Benchmark Management

This post will provide a functional understanding of benchmarking as a performance management technique and show how to use benchmark management to make the most of your business partnership.

While the concept of benchmarking as a management tool has only been around for the past two decades, it has been widely adopted by businesses looking to get a leg up on competitors. Unfortunately, while benchmark management holds great potential to help enterprises identify and implement best practices, benchmarking itself has been too broadly defined and all too often misunderstood entirely. This disconnect between theory and practice ultimately results in benchmarking projects that lack focus and fail to yield usable results.

What Is Benchmarking?

Benchmarking can generally be defined as the process of identifying and using concrete examples of principles and practices within the industry to set tangible standards and goals for your own company. While this technique typically involves comparison across companies (external benchmarking), the practice can also be applied between distinct departments within a company looking to improve and learn from one another (internal benchmarking). This procedure can further be categorized into three types:

  • Process benchmarking entails analyzing the way top performers accomplish different tasks
  • Performance benchmarking focuses on certain performance metrics, such as sales, revenue or even customer service. Performance benchmarking allows businesses to identify areas for improvement and prioritize resources for those areas
  • Strategic benchmark management addresses high level planning and winning strategies to that have allowed certain teams to stand out in their organization or industry. Incorporating specific and relevant indicators is equally important

Irrespective of the type of benchmarking an organization undertakes, a well-structured and systematic process is critical for success.
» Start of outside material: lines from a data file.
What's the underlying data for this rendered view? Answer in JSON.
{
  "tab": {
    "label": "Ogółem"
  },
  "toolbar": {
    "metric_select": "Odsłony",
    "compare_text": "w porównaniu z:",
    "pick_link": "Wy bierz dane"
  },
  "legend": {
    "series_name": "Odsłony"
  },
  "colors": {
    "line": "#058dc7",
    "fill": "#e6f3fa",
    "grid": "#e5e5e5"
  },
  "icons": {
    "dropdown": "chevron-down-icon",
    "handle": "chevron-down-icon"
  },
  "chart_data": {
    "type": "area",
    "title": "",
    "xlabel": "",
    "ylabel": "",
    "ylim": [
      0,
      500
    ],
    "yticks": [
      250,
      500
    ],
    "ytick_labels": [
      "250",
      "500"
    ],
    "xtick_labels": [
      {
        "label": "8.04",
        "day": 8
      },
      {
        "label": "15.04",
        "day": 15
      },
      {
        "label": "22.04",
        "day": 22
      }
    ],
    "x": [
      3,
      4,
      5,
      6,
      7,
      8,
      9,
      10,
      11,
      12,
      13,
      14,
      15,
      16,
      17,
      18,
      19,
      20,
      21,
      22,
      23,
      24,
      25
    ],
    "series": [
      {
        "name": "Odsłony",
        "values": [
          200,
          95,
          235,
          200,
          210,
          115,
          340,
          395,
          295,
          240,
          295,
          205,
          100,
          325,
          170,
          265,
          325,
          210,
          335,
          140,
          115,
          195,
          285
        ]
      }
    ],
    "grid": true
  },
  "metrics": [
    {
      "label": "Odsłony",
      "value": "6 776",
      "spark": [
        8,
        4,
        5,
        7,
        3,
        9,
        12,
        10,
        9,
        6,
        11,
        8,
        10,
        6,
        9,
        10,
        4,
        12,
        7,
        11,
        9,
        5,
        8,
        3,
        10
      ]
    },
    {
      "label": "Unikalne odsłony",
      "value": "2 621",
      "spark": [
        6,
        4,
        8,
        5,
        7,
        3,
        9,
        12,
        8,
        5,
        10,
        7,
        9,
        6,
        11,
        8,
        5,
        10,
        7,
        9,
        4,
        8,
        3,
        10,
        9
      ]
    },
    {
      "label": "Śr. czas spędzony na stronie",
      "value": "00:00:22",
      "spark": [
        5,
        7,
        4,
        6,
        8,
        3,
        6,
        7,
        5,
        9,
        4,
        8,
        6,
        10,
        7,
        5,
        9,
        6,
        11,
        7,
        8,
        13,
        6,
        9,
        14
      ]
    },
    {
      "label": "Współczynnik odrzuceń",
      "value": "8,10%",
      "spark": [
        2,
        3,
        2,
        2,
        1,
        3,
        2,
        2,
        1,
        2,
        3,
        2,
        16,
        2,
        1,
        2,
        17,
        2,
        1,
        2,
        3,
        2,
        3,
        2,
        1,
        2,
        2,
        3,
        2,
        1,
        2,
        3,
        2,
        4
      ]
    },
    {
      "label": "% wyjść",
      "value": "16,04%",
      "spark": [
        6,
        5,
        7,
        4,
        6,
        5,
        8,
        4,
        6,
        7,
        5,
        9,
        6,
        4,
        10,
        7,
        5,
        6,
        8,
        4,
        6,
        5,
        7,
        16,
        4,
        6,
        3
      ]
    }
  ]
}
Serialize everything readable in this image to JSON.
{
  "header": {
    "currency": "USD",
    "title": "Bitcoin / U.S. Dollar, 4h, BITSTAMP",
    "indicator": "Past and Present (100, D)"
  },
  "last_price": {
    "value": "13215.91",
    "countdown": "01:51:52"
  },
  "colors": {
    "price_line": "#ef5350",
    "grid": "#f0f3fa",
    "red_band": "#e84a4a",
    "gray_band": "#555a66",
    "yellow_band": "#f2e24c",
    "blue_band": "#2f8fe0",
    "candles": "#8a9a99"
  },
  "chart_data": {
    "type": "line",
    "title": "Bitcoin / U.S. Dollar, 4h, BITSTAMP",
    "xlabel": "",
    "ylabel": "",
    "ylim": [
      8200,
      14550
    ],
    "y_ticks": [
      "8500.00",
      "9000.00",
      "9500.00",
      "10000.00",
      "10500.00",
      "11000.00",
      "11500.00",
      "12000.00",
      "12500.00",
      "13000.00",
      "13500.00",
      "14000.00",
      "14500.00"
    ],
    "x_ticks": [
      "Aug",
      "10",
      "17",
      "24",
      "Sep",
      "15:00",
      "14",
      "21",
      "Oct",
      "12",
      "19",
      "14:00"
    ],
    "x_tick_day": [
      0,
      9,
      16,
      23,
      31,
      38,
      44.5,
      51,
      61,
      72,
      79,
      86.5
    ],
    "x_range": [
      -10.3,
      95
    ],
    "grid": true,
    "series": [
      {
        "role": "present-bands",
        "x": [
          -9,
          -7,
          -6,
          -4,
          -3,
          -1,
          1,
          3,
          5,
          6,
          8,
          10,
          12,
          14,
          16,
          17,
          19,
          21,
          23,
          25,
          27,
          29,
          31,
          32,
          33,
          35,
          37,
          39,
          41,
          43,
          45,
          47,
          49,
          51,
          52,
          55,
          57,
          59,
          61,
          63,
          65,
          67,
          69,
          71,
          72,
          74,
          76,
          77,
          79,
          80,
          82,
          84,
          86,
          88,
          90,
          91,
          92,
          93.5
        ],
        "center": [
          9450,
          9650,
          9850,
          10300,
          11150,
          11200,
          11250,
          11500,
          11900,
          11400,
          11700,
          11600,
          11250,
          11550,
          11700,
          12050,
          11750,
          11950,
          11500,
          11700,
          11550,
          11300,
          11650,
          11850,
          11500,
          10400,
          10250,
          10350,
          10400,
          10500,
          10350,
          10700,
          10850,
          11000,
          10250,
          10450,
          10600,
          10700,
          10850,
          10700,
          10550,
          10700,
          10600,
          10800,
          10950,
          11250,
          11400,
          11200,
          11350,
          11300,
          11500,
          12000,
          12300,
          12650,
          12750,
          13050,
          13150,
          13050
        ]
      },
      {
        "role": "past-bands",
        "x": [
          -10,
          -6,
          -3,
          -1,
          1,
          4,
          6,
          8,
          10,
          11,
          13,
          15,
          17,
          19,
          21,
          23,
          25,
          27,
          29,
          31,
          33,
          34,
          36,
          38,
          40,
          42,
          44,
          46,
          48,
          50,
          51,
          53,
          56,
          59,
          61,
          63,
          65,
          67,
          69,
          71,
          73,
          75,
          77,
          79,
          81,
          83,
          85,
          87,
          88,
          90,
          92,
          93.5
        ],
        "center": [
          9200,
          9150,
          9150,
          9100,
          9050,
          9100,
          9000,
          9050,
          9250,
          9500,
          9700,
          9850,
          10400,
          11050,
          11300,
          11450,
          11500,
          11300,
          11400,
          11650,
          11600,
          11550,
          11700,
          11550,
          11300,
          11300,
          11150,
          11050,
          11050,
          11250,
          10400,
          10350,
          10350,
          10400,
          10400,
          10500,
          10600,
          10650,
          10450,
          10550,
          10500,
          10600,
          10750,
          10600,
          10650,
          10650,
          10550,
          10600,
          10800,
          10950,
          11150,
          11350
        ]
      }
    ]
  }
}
Indicators for Benchmark Management

Companies must keep in mind that using different benchmarks will yield different insights. While some indicators will be standard, such as structure, staffing or business economics, others may not be so obvious. Below are Forbes’ nine business performance metrics to consider including in the process:

  • Cash flow from operations
  • Inventory turns
  • Receivables growth vs. sales growth
  • Productivity
  • On-time deliveries
  • Employee retention
  • Backlog
  • Interest rate coverage
  • Gross profit margin by product line/type

Source Benchmarks from Your Partners

While benchmarking is an excellent method of sourcing best practices for your business, it can further serve as a form of resource sharing with your business partners. Not only is this mutually beneficial to both entities, but the accuracy and level of detail of the information you and your partners will exchange will be much higher than what you could source from competitors.